Attending a show by the prestigious Milan Ballet is not a regular occurrence for Cairo's audiences. The troupe is renowned for its vast repertoire of neoclassical and contemporary productions, and the company is also considered an ambassador of Italian dance around the world, given the quality of its shows, which are often hailed as extraordinary.
Last week, Cairo audiences were lucky enough to get an opportunity to see the troupe dance, as they performed the ballet Anna Karenina at the Cairo Opera House on 22, 23 and 24 January.
Anna Karenina is a moving ballet in two acts with modern choreography, based on the famed novel by Russia’s Leo Tolstoy. The ballet tells the powerful and irresistible story of Anna, who makes the choice to rebel against the hypocrisy of society. While doing so she lets her passions lead her.
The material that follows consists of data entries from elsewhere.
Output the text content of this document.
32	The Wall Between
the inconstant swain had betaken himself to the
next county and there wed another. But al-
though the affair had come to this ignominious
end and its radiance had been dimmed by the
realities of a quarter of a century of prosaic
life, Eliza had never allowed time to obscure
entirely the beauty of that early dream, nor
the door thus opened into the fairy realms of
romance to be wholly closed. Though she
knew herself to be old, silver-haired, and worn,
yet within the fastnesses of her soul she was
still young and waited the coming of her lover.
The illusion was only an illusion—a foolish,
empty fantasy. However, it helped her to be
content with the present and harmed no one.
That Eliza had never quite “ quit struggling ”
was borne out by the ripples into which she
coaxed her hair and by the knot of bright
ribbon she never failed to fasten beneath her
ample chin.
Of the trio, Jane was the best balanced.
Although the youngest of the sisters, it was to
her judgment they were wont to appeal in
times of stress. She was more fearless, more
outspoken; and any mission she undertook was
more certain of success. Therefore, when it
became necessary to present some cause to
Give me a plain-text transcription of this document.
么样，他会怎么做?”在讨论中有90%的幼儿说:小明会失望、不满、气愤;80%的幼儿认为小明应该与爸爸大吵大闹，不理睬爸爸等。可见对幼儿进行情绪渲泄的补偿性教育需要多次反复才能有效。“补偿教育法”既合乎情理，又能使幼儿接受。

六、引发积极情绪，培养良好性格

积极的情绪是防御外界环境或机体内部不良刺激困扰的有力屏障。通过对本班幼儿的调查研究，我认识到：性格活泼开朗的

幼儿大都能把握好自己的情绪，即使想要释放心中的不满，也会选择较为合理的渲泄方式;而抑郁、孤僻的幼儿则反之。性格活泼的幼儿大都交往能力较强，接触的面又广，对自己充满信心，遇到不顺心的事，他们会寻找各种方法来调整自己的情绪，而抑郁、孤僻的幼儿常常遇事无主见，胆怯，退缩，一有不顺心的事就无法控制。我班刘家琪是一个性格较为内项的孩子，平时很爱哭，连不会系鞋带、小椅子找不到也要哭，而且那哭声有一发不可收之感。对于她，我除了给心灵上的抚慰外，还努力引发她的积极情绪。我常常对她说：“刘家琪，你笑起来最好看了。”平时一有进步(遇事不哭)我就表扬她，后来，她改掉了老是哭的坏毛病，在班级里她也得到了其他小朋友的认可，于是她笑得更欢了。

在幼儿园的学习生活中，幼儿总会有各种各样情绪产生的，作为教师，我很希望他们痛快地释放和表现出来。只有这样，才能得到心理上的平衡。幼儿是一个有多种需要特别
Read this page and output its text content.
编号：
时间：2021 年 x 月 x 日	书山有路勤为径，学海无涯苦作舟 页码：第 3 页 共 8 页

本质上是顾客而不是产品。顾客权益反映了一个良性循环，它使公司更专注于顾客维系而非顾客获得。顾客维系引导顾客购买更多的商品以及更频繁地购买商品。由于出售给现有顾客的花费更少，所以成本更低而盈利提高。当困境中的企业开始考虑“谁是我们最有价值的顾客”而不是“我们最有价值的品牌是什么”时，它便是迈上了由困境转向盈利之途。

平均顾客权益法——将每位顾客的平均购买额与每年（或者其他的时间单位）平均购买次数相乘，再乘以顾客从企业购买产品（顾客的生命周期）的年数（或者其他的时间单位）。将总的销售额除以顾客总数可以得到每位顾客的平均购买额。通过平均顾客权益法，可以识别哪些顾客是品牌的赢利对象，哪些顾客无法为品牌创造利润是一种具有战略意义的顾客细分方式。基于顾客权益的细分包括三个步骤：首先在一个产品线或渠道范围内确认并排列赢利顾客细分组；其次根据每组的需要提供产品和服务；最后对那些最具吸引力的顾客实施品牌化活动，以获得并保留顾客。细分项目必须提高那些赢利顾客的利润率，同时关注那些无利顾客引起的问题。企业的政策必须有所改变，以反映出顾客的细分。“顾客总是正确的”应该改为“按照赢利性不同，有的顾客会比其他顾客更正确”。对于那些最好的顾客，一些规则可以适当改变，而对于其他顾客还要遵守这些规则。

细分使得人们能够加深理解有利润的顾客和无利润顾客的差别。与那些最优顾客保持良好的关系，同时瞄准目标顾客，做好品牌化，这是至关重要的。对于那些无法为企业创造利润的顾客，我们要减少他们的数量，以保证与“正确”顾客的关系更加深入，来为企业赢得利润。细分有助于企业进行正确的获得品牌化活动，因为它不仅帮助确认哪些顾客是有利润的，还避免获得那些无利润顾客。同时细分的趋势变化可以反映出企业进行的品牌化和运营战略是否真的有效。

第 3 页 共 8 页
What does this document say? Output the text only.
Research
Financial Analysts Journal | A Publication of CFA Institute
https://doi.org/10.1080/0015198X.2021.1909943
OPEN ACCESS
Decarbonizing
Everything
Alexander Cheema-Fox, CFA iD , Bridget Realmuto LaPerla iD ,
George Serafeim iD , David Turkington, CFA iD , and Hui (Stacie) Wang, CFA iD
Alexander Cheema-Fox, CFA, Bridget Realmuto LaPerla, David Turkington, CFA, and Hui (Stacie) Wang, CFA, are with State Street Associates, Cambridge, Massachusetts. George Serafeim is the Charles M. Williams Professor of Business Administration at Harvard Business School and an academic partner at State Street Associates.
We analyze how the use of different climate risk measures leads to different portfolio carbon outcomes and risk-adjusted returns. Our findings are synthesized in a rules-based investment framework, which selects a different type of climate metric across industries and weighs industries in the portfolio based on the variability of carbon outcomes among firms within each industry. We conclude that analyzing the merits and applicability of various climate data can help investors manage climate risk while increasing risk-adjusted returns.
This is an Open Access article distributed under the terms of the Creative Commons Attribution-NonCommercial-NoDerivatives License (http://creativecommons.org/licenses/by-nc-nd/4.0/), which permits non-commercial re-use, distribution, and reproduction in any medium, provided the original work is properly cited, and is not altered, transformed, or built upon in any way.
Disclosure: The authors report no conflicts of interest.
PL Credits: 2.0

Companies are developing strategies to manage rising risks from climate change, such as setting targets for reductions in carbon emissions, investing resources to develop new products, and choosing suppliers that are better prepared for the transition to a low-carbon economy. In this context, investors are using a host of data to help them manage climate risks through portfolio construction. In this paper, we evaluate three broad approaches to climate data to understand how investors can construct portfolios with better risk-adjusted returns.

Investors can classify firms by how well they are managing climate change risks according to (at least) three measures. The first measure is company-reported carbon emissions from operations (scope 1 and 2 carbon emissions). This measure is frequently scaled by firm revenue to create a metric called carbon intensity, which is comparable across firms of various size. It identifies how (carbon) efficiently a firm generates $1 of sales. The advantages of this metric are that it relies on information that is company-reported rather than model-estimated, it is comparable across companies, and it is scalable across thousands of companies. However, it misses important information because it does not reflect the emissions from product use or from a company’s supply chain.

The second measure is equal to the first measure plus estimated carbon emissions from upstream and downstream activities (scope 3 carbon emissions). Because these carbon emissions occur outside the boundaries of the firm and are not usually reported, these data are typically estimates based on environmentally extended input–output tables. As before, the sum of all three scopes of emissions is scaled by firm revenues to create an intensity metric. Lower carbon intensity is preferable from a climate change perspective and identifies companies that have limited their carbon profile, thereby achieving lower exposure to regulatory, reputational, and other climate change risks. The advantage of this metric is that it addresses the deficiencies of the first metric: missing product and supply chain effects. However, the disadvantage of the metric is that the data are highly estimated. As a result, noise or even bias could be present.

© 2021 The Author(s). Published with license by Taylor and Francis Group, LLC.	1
Anna is a young married woman and the mother of a young boy. When alighting from a train, she meets Count Vronsky and falls in love with this brilliant but frivolous officer. She fights against this passion but ends up abandoning herself to happiness, mixed with a sense of guilt.
Deeply depressed by her fault, Anna decides to confess her infidelity to her husband. Some time later, an unexpected meeting with Vronsky is enough to shatter her decision. She throws herself into the arms of her lover and they decide to flee abroad together.
Vronsky, however, becomes bored and regrets having abandoned his military career. Returning to Russia, Anna and Vronsky live on the margins of society. Anna cannot bear to have abandoned her child and betrayed her husband. In the grip of the most intense torments, she ends her life.
The careful staging and expressive force of the performers bring out the personal style of the Estonian choreographer and director, Teet Kask.
The choreography is infused with a contemporary sensibility, transforming a personal story into a grandiose fresco where duty and freedom are the main colours.
The story emphasises the game of passions between man and woman, their inner lives versus the lives visible to everyone, their happiness and their setbacks.
Kask said in the press release on Anna Karenina: "The goal is not to recreate Tolstoy's novel on stage. Tolstoy is a literary genius. I just wanted to express through dance what Tolstoy wrote between the lines. What interests me is the opportunity to put myself in the place of Anna and her various feelings and moods, to discover and understand her through my feelings. My choreography is focused on the character of Anna, drawn by the conflict between her needs as a person and the expectations of society, between her individuality unconditionally faithful to her love and the ignorance of society."
Kask tries, with his choreography, to explore the "neglected" aspects of Anna's figure through the language of dance. He translates the drama of a devastating love and passion onto stage.
Anna is ready for any sacrifice. She will try in vain to break social codes and norms and to confront a difficult choice, complex dilemmas, torn between her family, her social status and her freedom.
The ballet is a condensed choreographic work, which surprises with its precision and its magic.
Set to music by Pyotr Ilyich Tchaikovsky, the ballet uses projections of original drawings by Marco Triaca, which create atmospheres inspired by Russia at the close of the 19th century.